Authors: Xiaopeng Song*, University of Maryland College Park, Matthew Hansen, University of Maryland, Stephen Stehman, SUNY College of Environmental Science and Forestry, Peter Potapov, University of Maryland, Alexandra Tyukavina, University of Maryland, Eric Vermote, NASA Goddard Space Flight Center, John Townshend, University of Maryland
Topics: Land Use and Land Cover Change, Global Change, Remote Sensing
Keywords: Land cover, land use, global, remote sensing, time series, AVHRR, Landsat
Session Type: Paper
Start / End Time: 9:55 AM / 11:35 AM
Room: Buchanan, Marriott, Mezzanine Level
Presentation File: No File Uploaded
For the time period 1982 to 2016, we created an annual global vegetation continuous fields (VCF) product, consisting of percent tree canopy cover, percent short vegetation cover and percent bare ground cover, at 0.05-degree spatial resolution. We also quantified long-term land-cover change using non-parametric trend analysis. We found that over the past 35 years, global land surface has experienced a net gain in tree cover and a net loss in bare ground cover. The global tree cover gain is a result of net loss in the tropics outweighed by net gain in the subtropical, temperate and boreal climate zones. Bare ground loss is most notable in agricultural regions in Asia. Based on a global probability sample, we attributed 60% of observed land-cover changes to direct human land-use activities and 40% to indirect drivers such as climate change.
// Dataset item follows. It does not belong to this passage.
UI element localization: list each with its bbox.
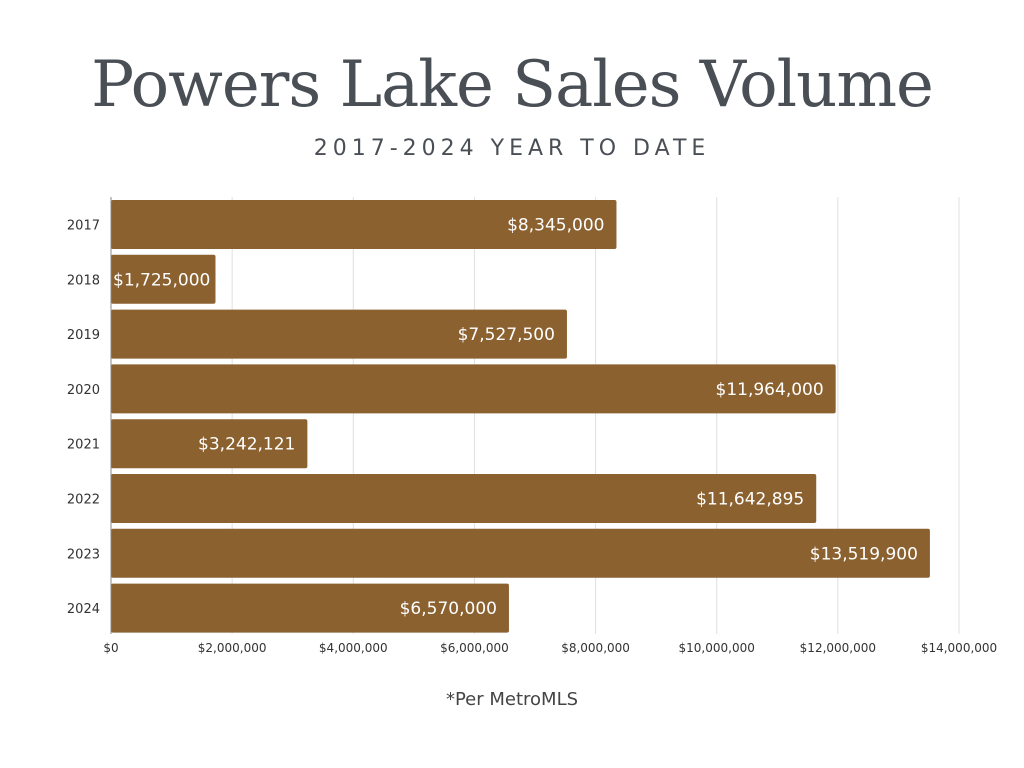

Land-use change exhibits strong regional dominance, including tropical deforestation and agricultural expansion, temperate reforestation or afforestation, cropland intensification, and urbanization. Consistent across all climate domains, global montane systems have gained tree cover, whereas many arid and semi-arid ecosystems have lost vegetation cover. The dataset we developed may be used to improve the modeling of land-use change, biogeochemical cycles and vegetation-climate interactions to advance our understanding of global environmental change. The dataset is freely available at www.glad.umd.edu.